Tuesday, October 23, 2012
As I previously blogged about, Whitney's mother and Whitney's sister-in-law are trying to restrict Bobbi Kristina Brown's inheritance payments. They are concerned that receiving such a large sum at once will make her a target for financial predators or lead her into a dangerous lifestyle. The pair believes that the current schedule of distributions to Bobbi Kristina is not in line with Whitney's intent to provide long-term financial security for Bobbi Kristina.
The concerns illustrated above are just another example of a common problem. Many people struggle with the best way to leave an inheritance to kids, concerned that the money will impact a child's motivation and self-reliance.

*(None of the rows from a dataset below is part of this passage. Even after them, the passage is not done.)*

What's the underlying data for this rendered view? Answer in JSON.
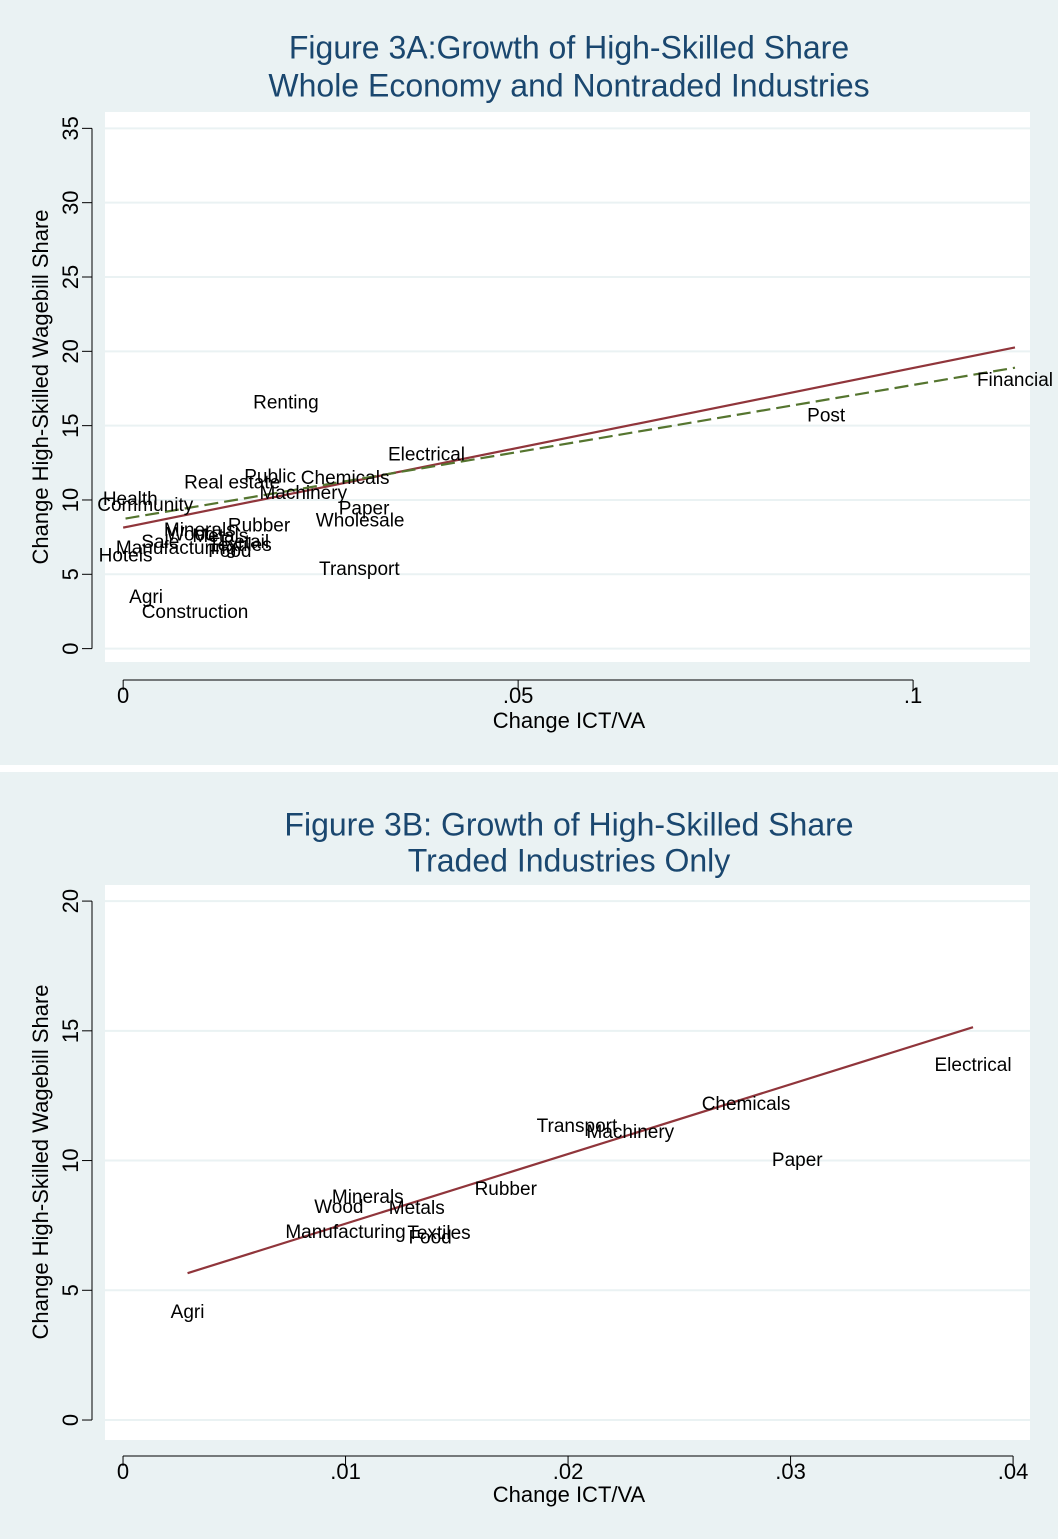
{
  "chart_data": [
    {
      "type": "scatter",
      "title": [
        "Figure 3A:Growth of High-Skilled Share",
        "Whole Economy and Nontraded Industries"
      ],
      "x_label": "Change ICT/VA",
      "y_label": "Change High-Skilled Wagebill Share",
      "labels": [
        "Financial",
        "Post",
        "Renting",
        "Electrical",
        "Chemicals",
        "Public",
        "Real estate",
        "Machinery",
        "Paper",
        "Wholesale",
        "Transport",
        "Rubber",
        "Minerals",
        "Wood",
        "Metals",
        "Retail",
        "Textiles",
        "Food",
        "Sale",
        "Manufacturing",
        "Hotels",
        "Health",
        "Community",
        "Agri",
        "Construction"
      ],
      "x": [
        0.1129,
        0.089,
        0.0206,
        0.0384,
        0.0281,
        0.0186,
        0.0138,
        0.0228,
        0.0305,
        0.03,
        0.0299,
        0.0172,
        0.0097,
        0.0086,
        0.0123,
        0.0154,
        0.0148,
        0.0135,
        0.0047,
        0.0067,
        0.0003,
        0.0009,
        0.0028,
        0.0029,
        0.0091
      ],
      "values": [
        18.0,
        15.6,
        16.5,
        13.0,
        11.4,
        11.5,
        11.1,
        10.4,
        9.35,
        8.55,
        5.3,
        8.2,
        7.9,
        7.6,
        7.5,
        7.1,
        6.9,
        6.5,
        7.1,
        6.7,
        6.2,
        10.0,
        9.6,
        3.4,
        2.4
      ],
      "fit_lines": [
        {
          "color": "#90353b",
          "dash": false,
          "x": [
            0,
            0.1129
          ],
          "values": [
            8.14,
            20.26
          ]
        },
        {
          "color": "#55752f",
          "dash": true,
          "x": [
            0.0003,
            0.1129
          ],
          "values": [
            8.75,
            18.9
          ]
        }
      ],
      "xlim": [
        -0.0023,
        0.1148
      ],
      "ylim": [
        -0.9,
        36.1
      ],
      "xticks": [
        0,
        {
          "value": 0.05,
          "label": ".05"
        },
        {
          "value": 0.1,
          "label": ".1"
        }
      ],
      "yticks": [
        0,
        5,
        10,
        15,
        20,
        25,
        30,
        35
      ],
      "grid": true
    },
    {
      "type": "scatter",
      "title": [
        "Figure 3B: Growth of High-Skilled Share",
        "Traded Industries Only"
      ],
      "x_label": "Change ICT/VA",
      "y_label": "Change High-Skilled Wagebill Share",
      "labels": [
        "Electrical",
        "Chemicals",
        "Transport",
        "Machinery",
        "Paper",
        "Rubber",
        "Minerals",
        "Wood",
        "Metals",
        "Manufacturing",
        "Textiles",
        "Food",
        "Agri"
      ],
      "x": [
        0.0382,
        0.028,
        0.0204,
        0.0228,
        0.0303,
        0.0172,
        0.011,
        0.0097,
        0.0132,
        0.01,
        0.0142,
        0.0138,
        0.0029
      ],
      "values": [
        13.64,
        12.14,
        11.29,
        11.06,
        9.98,
        8.86,
        8.55,
        8.17,
        8.13,
        7.21,
        7.17,
        7.0,
        4.12
      ],
      "fit_lines": [
        {
          "color": "#90353b",
          "dash": false,
          "x": [
            0.0029,
            0.0382
          ],
          "values": [
            5.66,
            15.14
          ]
        }
      ],
      "xlim": [
        -0.00081,
        0.04076
      ],
      "ylim": [
        -0.77,
        20.62
      ],
      "xticks": [
        0,
        {
          "value": 0.01,
          "label": ".01"
        },
        {
          "value": 0.02,
          "label": ".02"
        },
        {
          "value": 0.03,
          "label": ".03"
        },
        {
          "value": 0.04,
          "label": ".04"
        }
      ],
      "yticks": [
        0,
        5,
        10,
        15,
        20
      ],
      "grid": true
    }
  ]
}
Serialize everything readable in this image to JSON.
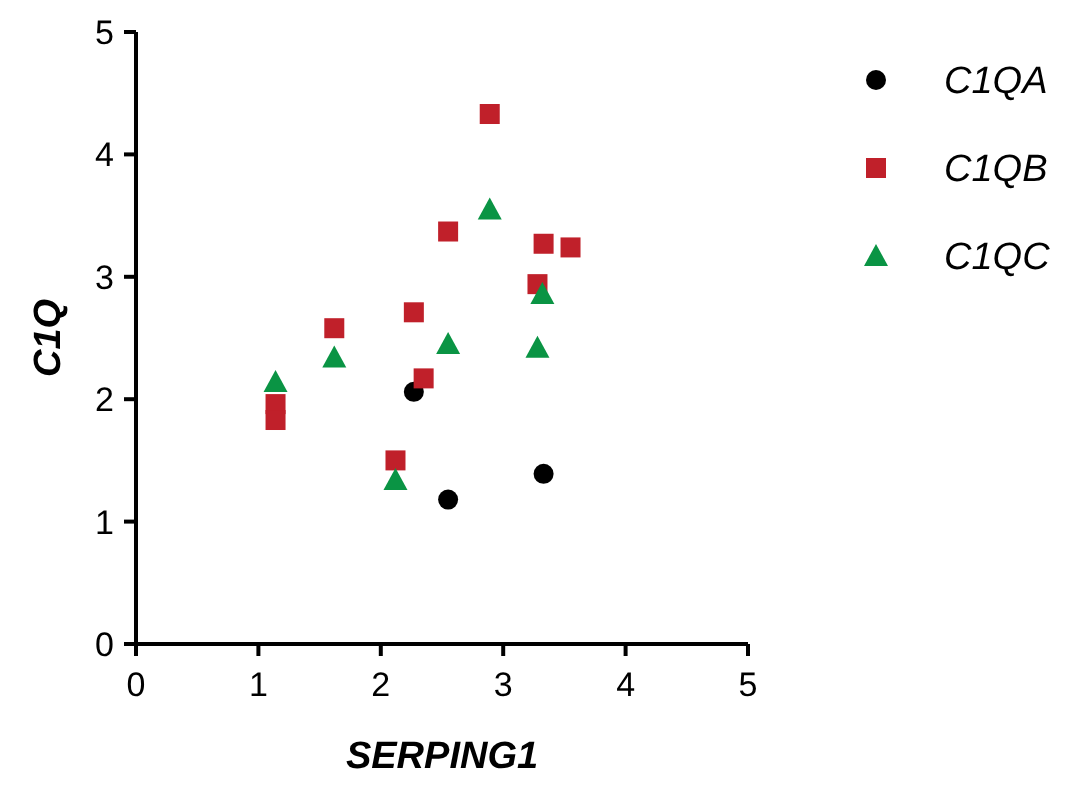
{
  "chart_data": {
    "type": "scatter",
    "xlabel": "SERPING1",
    "ylabel": "C1Q",
    "xlim": [
      0,
      5
    ],
    "ylim": [
      0,
      5
    ],
    "xticks": [
      0,
      1,
      2,
      3,
      4,
      5
    ],
    "yticks": [
      0,
      1,
      2,
      3,
      4,
      5
    ],
    "grid": false,
    "legend": "right",
    "series": [
      {
        "name": "C1QA",
        "color": "#000000",
        "marker": "circle",
        "x": [
          2.27,
          2.55,
          3.33
        ],
        "values": [
          2.06,
          1.18,
          1.39
        ]
      },
      {
        "name": "C1QB",
        "color": "#c0202a",
        "marker": "square",
        "x": [
          1.14,
          1.14,
          1.62,
          2.12,
          2.27,
          2.35,
          2.55,
          2.89,
          3.28,
          3.33,
          3.55
        ],
        "values": [
          1.96,
          1.83,
          2.58,
          1.5,
          2.71,
          2.17,
          3.37,
          4.33,
          2.94,
          3.27,
          3.24
        ]
      },
      {
        "name": "C1QC",
        "color": "#0a9444",
        "marker": "triangle",
        "x": [
          1.14,
          1.62,
          2.12,
          2.55,
          2.89,
          3.32,
          3.28
        ],
        "values": [
          2.14,
          2.34,
          1.34,
          2.45,
          3.55,
          2.86,
          2.42
        ]
      }
    ]
  }
}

Hugh Magill, chief fiduciary officer of Northern Trust, often advises clients who face this problem. He generally advises that such clients create a discretionary trust to hold assets for a beneficiary and allows the client to detail how those funds are managed and released. He also advises that clients start to prepare their children for a large inheritance at a young age--lay the foundation before they turn 18. Lastly, he advises that all clients keep their estate plans up to date. Estate planning should be a continuing process.
See Robert Frank, When $20 Million is Too Much To Leave the Kids, CNBC.com, Oct. 19, 2012.
Special thanks to Jim Hillhouse (Professional Legal Marketing (PLM, Inc.)) for bringing this article to my attention.